I called my parents and ranted about how an MRI seems ridiculous. I mean, I just have some ringing, and I can't even tell that I have hearing loss. I doubt an MRI is going to do anything. I decide to wait a couple of weeks before making the appointment.

(In the interest of full disclosure, this post was actually written on 1/28/09.)

Press the button when you hear the sound

I went for my first-ever hearing test today. I guess I've probably had one or two while I was growing up, but this one seems like the real deal. I go into a soundproof booth, and then the testing guy puts microphone things in my ears and hands me a button. I press the button when I hear the beeps, which range in tone and volume. Then he says a word and asks me to repeat it. The test doesn't take very long, and he shows me the results: I have hearing loss in my left ear, but my right ear is fine. On my way home, I got somewhat upset, thinking, "Of course I can't hear EVERYTHING, the ringing is in the way! Which came first, the hearing loss or the ringing? Are they connected? I don't understand what's going on."

(In the interest of full disclosure, this post was actually written on 1/28/09.)

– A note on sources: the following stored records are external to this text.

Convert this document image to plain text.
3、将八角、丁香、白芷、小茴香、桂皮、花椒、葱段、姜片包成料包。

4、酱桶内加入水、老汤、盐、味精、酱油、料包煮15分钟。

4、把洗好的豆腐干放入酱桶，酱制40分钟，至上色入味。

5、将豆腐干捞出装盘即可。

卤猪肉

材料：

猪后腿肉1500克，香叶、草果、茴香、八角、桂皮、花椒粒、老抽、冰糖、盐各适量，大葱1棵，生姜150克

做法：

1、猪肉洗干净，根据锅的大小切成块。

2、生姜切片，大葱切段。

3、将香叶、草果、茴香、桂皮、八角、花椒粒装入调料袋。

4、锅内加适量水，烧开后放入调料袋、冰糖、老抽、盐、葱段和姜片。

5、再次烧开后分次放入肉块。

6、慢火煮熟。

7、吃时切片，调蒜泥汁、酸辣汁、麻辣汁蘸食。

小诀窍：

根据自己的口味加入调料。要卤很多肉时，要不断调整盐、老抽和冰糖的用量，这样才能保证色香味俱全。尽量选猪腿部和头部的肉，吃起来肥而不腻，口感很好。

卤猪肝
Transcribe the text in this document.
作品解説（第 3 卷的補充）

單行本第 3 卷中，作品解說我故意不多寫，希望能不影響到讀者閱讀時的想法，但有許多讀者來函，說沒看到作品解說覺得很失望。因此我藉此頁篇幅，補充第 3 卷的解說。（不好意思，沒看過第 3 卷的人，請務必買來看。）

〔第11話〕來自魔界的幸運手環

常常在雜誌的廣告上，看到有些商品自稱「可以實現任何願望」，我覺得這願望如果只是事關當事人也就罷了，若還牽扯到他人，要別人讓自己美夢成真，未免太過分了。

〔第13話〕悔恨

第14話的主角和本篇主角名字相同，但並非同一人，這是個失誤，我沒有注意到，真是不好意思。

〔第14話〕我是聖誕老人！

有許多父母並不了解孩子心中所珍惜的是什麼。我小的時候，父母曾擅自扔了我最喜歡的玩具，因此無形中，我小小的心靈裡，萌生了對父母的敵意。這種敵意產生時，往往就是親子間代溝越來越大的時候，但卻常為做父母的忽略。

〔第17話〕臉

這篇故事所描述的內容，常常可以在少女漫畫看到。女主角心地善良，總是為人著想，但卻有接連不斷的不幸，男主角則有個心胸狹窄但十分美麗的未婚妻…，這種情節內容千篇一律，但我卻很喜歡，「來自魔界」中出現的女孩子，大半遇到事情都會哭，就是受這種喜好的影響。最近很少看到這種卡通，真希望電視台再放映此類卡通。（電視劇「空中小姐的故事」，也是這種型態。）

Something just isn't right

I finally decided to go to the ENT. The ringing hasn't stopped, and so, for my peace of mind, I am going to get it checked out. Dr. W is young but seems to know what he's doing. He instructs me to go for a hearing test.

(In the interest of full disclosure, this post was actually written on 1/28/09.)

Do you know an ENT?

I went to my new endocrinologist today (diabetes doctor). At the end of the appointment, he asked if there was anything else I had questions about. I told him about the ringing in my ear, and he said it wouldn't hurt to get it checked out. He gave me the name of an ENT in the same building.

(In the interest of full disclosure, this post was actually written on 1/28/09.)

What is that sound???

I've been noticing that I have a ringing sound in my left ear lately. I am slightly concerned because I don't think I've been exposed to any loud noises that would cause this.

(In the interest of full disclosure, this post was actually written on 1/26/09.)